I\'m using Spring annotations to manage my transactions like so:
@Transactional(readOnly = true)
public class AlertServiceImpl implements AlertService {
In your scenario your DAO will execute without transaction, most probably with auto-commit.
If you want to avoid this kind of mistake in future and require all your services to run in transaction you can protect DAO layer with following @Transactional
annotation:
@Transactional(propagation = MANDATORY)
public class HibernateAlertDAO extends HibernateDaoSupport implements AlertDAO {
...
}
This annotation will require service layer to declare transaction and will throw exception otherwise.

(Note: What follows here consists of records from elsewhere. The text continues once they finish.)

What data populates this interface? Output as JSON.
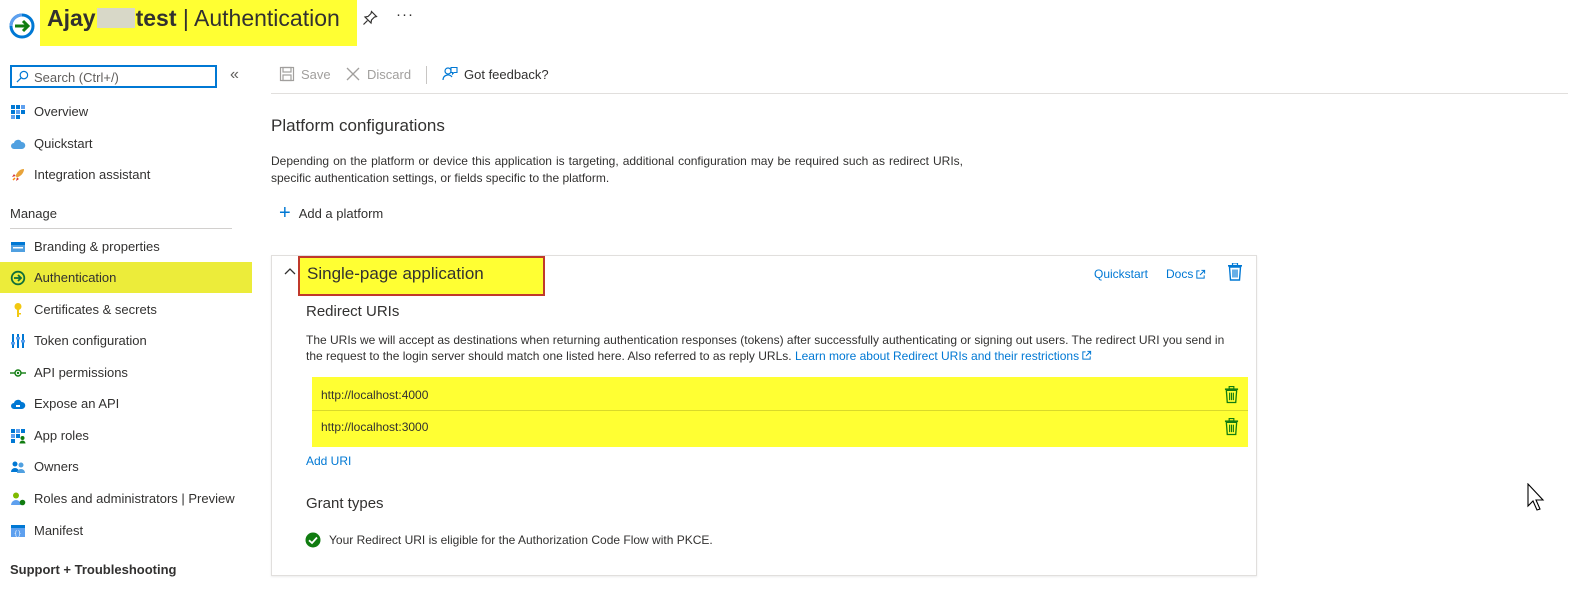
{
  "header": {
    "app_name_start": "Ajay",
    "app_name_end": "test",
    "separator": " | ",
    "page": "Authentication",
    "more": "···"
  },
  "sidebar": {
    "search_placeholder": "Search (Ctrl+/)",
    "collapse": "«",
    "items": [
      {
        "label": "Overview",
        "icon": "grid-icon"
      },
      {
        "label": "Quickstart",
        "icon": "cloud-icon"
      },
      {
        "label": "Integration assistant",
        "icon": "rocket-icon"
      }
    ],
    "manage_label": "Manage",
    "manage_items": [
      {
        "label": "Branding & properties",
        "icon": "branding-icon"
      },
      {
        "label": "Authentication",
        "icon": "authentication-icon",
        "active": true
      },
      {
        "label": "Certificates & secrets",
        "icon": "key-icon"
      },
      {
        "label": "Token configuration",
        "icon": "token-icon"
      },
      {
        "label": "API permissions",
        "icon": "api-permissions-icon"
      },
      {
        "label": "Expose an API",
        "icon": "cloud-api-icon"
      },
      {
        "label": "App roles",
        "icon": "app-roles-icon"
      },
      {
        "label": "Owners",
        "icon": "owners-icon"
      },
      {
        "label": "Roles and administrators | Preview",
        "icon": "roles-icon"
      },
      {
        "label": "Manifest",
        "icon": "manifest-icon"
      }
    ],
    "support_label": "Support + Troubleshooting"
  },
  "toolbar": {
    "save": "Save",
    "discard": "Discard",
    "feedback": "Got feedback?"
  },
  "main": {
    "title": "Platform configurations",
    "description": "Depending on the platform or device this application is targeting, additional configuration may be required such as redirect URIs, specific authentication settings, or fields specific to the platform.",
    "add_platform": "Add a platform"
  },
  "card": {
    "title": "Single-page application",
    "quickstart": "Quickstart",
    "docs": "Docs",
    "redirect_title": "Redirect URIs",
    "redirect_desc": "The URIs we will accept as destinations when returning authentication responses (tokens) after successfully authenticating or signing out users. The redirect URI you send in the request to the login server should match one listed here. Also referred to as reply URLs. ",
    "redirect_link": "Learn more about Redirect URIs and their restrictions",
    "uris": [
      "http://localhost:4000",
      "http://localhost:3000"
    ],
    "add_uri": "Add URI",
    "grant_title": "Grant types",
    "grant_msg": "Your Redirect URI is eligible for the Authorization Code Flow with PKCE."
  },
  "colors": {
    "accent": "#0078d4",
    "highlight": "#ffff33",
    "active_nav": "#ecec3a",
    "annotation_border": "#c0392b",
    "success": "#107c10"
  }
}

According to the documentation (Spring docs) it's just metadata to give an indication that the method or interface can be configured by something that is 'transactionally aware' (i.e. <tx:annotation-driven/>
).
With just tx:annotation-driven and no @Transactional
attribute I believe you get the "default" transactionality applied:
Assuming you're using the <tx:annotation-driven />
to drive it via a transaction manager then missing out the @Transactional
attribute means you can't apply such properties as readOnly, isolation, propagation, rollbackFor, noRollbackFor etc.

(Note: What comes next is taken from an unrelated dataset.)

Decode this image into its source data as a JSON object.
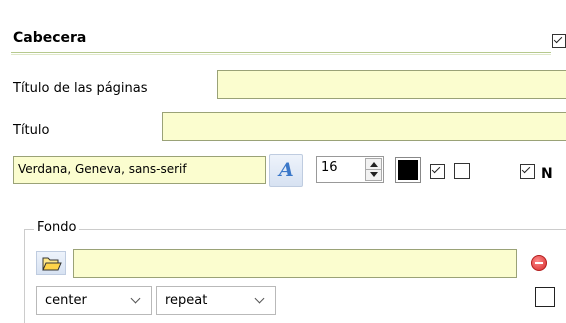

I believe that MVC is slightly different - the Hibernate session is tied directly to the MVC request - i.e. when the request is received the transaction starts.
Back to your example, the code for getSession() in HibernateDAOSupport is as follows:
protected final Session getSession()
throws DataAccessResourceFailureException, IllegalStateException
{
return getSession(this.hibernateTemplate.isAllowCreate());
}
Which in turn calls to:
/**
* Obtain a Hibernate Session, either from the current transaction or
* a new one. The latter is only allowed if "allowCreate" is true.
*.......
*/
protected final Session getSession()
throws DataAccessResourceFailureException, IllegalStateException {
return getSession(this.hibernateTemplate.isAllowCreate());
}
which ultimately calls to :
/**
* ....
* @param allowCreate whether a non-transactional Session should be created
* when no transactional Session can be found for the current thread
* ....
*/
private static Session doGetSession(
SessionFactory sessionFactory, Interceptor entityInterceptor,
SQLExceptionTranslator jdbcExceptionTranslator, boolean allowCreate)
Fundamentally, a Transaction:Session is tied 1:1 AFAIK, and the only way to run without a transaction is by using say JBoss which has a 'baked in' persistence layer which provides the transactionality for you (under the covers). Even if you call getQuery()
after getSession()
you still effectively have a transaction occurring as it's a JDBC/Hibernate connection.
Nothing would happen if you not put the @transactional Annotation Basically @Transactional is not mandatory to put on the top of method signature it is just use to inform compiler when your transactional is read only=true (only for the data retrieval purpose) and when it is read only=false(only for the insert update delete operations)
Without the annotation, you lose the advantages of the transactions like the rollbacks.
With the @Transactional annotation you are doing more than one database operation, like many inserts and one fails, all the operations in the transaction can rollback to give consistency to your data.
That is also why it's recommended to put the annotation in the services not in the DAOs.